This is Memorial Device

David Keenan

Faber & Faber, £8.99

Review by Alastair Mabbott

HAVING championed obscure and uncommercial music for years in the pages of The Wire magazine (and in his previous book, England’s Hidden Reverse), David Keenan has, for his fictional debut, reimagined his old hometown of Airdrie as a hotbed of musical experimentalism.

This “hallucinated oral history”, comprising 26 interviews and monologues from people involved in the Airdrie music scene in the early 1980s, has purportedly been compiled by one Ross Raymond to celebrate that scene and to dispel the image of Scottish working class towns as cultural deserts.

In this community of vinyl obsessives and cassette collectors, music is a gateway to new ways of seeing, thinking and living, and the DIY post-punk ethic has given them licence to be artists. Seeing mainstream pop culture as something that people from their background can’t aspire to participate in, they take what they need from it to transform themselves and their surroundings. Unknown outside Airdrie, they are nevertheless legends. “We had our own Syd Barrett and Brian Jones and Nico and Pete Perrett,” one interviewee proudly declares.

These characters include Vanity, whose ventures into porn films cross over with her production of industrial music, electronics geek Robert Mulligan, who is preoccupied with “inventing a form o music that wid play itsel”, a widely-despised synth duo called Relate, whom Leigh Bowery is accused of ripping off, and a ritualistic band said to rob graves for thighbones to make into trumpets.

By common consent, Memorial Device tower over them all. They’re Airdrie’s own Velvets, despite the fact that they released virtually nothing and were almost unheard-of outside their hometown. Their vocalist, Lucas Black, is the town’s visionary savant figure, spoken of in the kind of reverential terms one would associate with Syd Barrett.

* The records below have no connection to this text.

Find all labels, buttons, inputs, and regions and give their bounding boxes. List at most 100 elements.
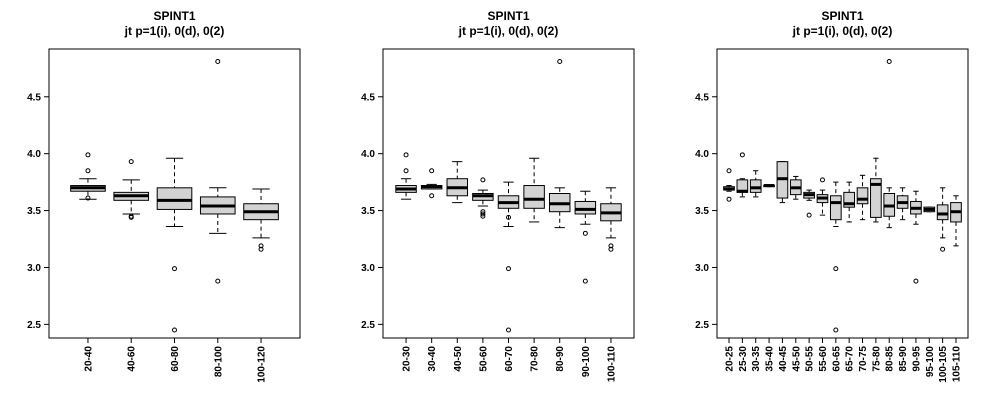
iqr-box bbox=[936, 204, 949, 221]
box-25-30 bbox=[736, 152, 749, 198]
outlier-point bbox=[480, 213, 486, 219]
box-50-55 bbox=[803, 189, 815, 218]
y-tick-label: 4.5 bbox=[27, 92, 41, 103]
outlier-point bbox=[85, 152, 91, 158]
outlier-point bbox=[429, 168, 435, 174]
box-70-75 bbox=[856, 174, 869, 221]
outlier-point bbox=[726, 168, 732, 174]
outlier-point bbox=[886, 59, 892, 65]
x-tick-label: 80-100 bbox=[213, 346, 224, 378]
box-60-70 bbox=[497, 181, 520, 333]
x-tick-label: 60-65 bbox=[831, 346, 842, 372]
chart-title: SPINT1 bbox=[821, 9, 863, 23]
y-tick-label: 4.0 bbox=[361, 149, 375, 160]
outlier-point bbox=[739, 152, 745, 158]
box-80-100 bbox=[199, 59, 236, 284]
y-tick-label: 4.0 bbox=[695, 149, 709, 160]
box-20-25 bbox=[723, 168, 735, 202]
y-tick-label: 3.0 bbox=[695, 263, 709, 274]
x-tick-label: 55-60 bbox=[818, 346, 829, 372]
box-30-40 bbox=[420, 168, 443, 199]
outlier-point bbox=[833, 266, 839, 272]
outlier-point bbox=[480, 211, 486, 217]
outlier-point bbox=[128, 213, 134, 219]
outlier-point bbox=[480, 209, 486, 215]
box-55-60 bbox=[816, 177, 829, 216]
outlier-point bbox=[557, 59, 563, 65]
box-100-110 bbox=[600, 187, 622, 252]
outlier-point bbox=[215, 278, 221, 284]
plot-frame bbox=[716, 48, 969, 339]
iqr-box bbox=[843, 191, 856, 208]
x-tick-label: 100-110 bbox=[606, 346, 617, 383]
x-tick-label: 40-45 bbox=[778, 346, 789, 372]
outlier-point bbox=[85, 168, 91, 174]
iqr-box bbox=[523, 185, 545, 209]
chart-subtitle: jt p=1(i), 0(d), 0(2) bbox=[124, 24, 225, 38]
x-tick-label: 20-30 bbox=[402, 346, 413, 372]
iqr-box bbox=[870, 178, 882, 218]
outlier-point bbox=[806, 212, 812, 218]
box-30-35 bbox=[749, 170, 762, 198]
outlier-point bbox=[582, 230, 588, 236]
outlier-point bbox=[819, 177, 825, 183]
chart-subtitle: jt p=1(i), 0(d), 0(2) bbox=[458, 24, 559, 38]
y-tick-label: 2.5 bbox=[27, 320, 41, 331]
box-90-100 bbox=[574, 190, 597, 284]
outlier-point bbox=[913, 278, 919, 284]
box-80-85 bbox=[883, 59, 896, 229]
x-tick-label: 75-80 bbox=[871, 346, 882, 372]
iqr-box bbox=[829, 195, 842, 221]
chart-title: SPINT1 bbox=[487, 9, 529, 23]
x-tick-label: 90-100 bbox=[581, 346, 592, 378]
x-tick-label: 65-70 bbox=[845, 346, 856, 372]
x-tick-label: 60-70 bbox=[504, 346, 515, 372]
iqr-box bbox=[749, 179, 762, 193]
box-20-40 bbox=[70, 152, 106, 201]
outlier-point bbox=[506, 214, 511, 220]
iqr-box bbox=[856, 187, 869, 205]
box-40-50 bbox=[446, 161, 469, 204]
outlier-point bbox=[172, 327, 177, 333]
box-45-50 bbox=[789, 175, 802, 200]
x-tick-label: 80-85 bbox=[885, 346, 896, 372]
box-60-80 bbox=[156, 157, 193, 333]
y-tick-label: 2.5 bbox=[361, 320, 375, 331]
box-75-80 bbox=[870, 157, 882, 223]
outlier-point bbox=[403, 152, 409, 158]
x-tick-label: 100-105 bbox=[938, 346, 949, 383]
outlier-point bbox=[833, 327, 839, 333]
y-tick-label: 3.0 bbox=[361, 263, 375, 274]
x-tick-label: 45-50 bbox=[791, 346, 802, 372]
iqr-box bbox=[574, 200, 597, 215]
outlier-point bbox=[726, 196, 732, 202]
outlier-point bbox=[608, 243, 614, 249]
y-tick-label: 3.5 bbox=[695, 206, 709, 217]
y-tick-label: 3.0 bbox=[27, 263, 41, 274]
x-tick-label: 90-95 bbox=[911, 346, 922, 372]
box-70-80 bbox=[523, 157, 545, 223]
y-tick-label: 4.5 bbox=[695, 92, 709, 103]
outlier-point bbox=[258, 243, 264, 249]
box-100-120 bbox=[243, 188, 279, 252]
x-tick-label: 30-40 bbox=[427, 346, 438, 372]
box-85-90 bbox=[896, 187, 909, 221]
x-tick-label: 40-50 bbox=[453, 346, 464, 372]
x-tick-label: 35-40 bbox=[765, 346, 776, 372]
box-35-40 bbox=[763, 184, 775, 188]
outlier-point bbox=[128, 159, 134, 165]
box-90-95 bbox=[910, 190, 922, 284]
x-tick-label: 40-60 bbox=[127, 346, 138, 372]
outlier-point bbox=[403, 168, 409, 174]
x-tick-label: 100-120 bbox=[257, 346, 268, 383]
plot-frame bbox=[382, 48, 635, 339]
box-100-105 bbox=[936, 187, 949, 252]
box-105-110 bbox=[950, 195, 962, 247]
box-60-65 bbox=[829, 181, 842, 333]
outlier-point bbox=[85, 195, 91, 201]
x-tick-label: 60-80 bbox=[170, 346, 181, 372]
outlier-point bbox=[258, 246, 264, 252]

Problems with his memory mean that Lucas wakes “each morning anew” and constantly consults his notebooks to find a “coherent shape” for his life.

To one degree or another, that’s what all the main characters are doing here, developing some quite sophisticated and individualised worldviews on their quests for some kind of gnostic wisdom – and memorialised here by Ross Raymond partly because “later on everyone went off and became social workers and did courses on how to teach English as a foreign language or got a job in Greggs”.

As well as evoking the wild, curious rush of being a music-obsessed teenager, the novel also harks back to a time when getting into the culture surrounding popular music could lead an enquiring mind almost anywhere: to Baudelaire or Situationism or Gurdjieff or Kenneth Anger. Fittingly, from the ghosts said to be haunting a park to the mannequin which some believe has acquired a life of its own, there’s an undercurrent of mysticism to this already “hallucinated” history.

A tribute to the transformative power of music, as well as a kaleidoscopic view of the back-biting, supportiveness, tangled relationships and self-mythologising of a local scene, This Is Memorial Device turns Keenan’s imaginary landscapes into a real and recognisable place, its bus shelters, bedsits and chip shops transfigured by the vibrancy of simply being young.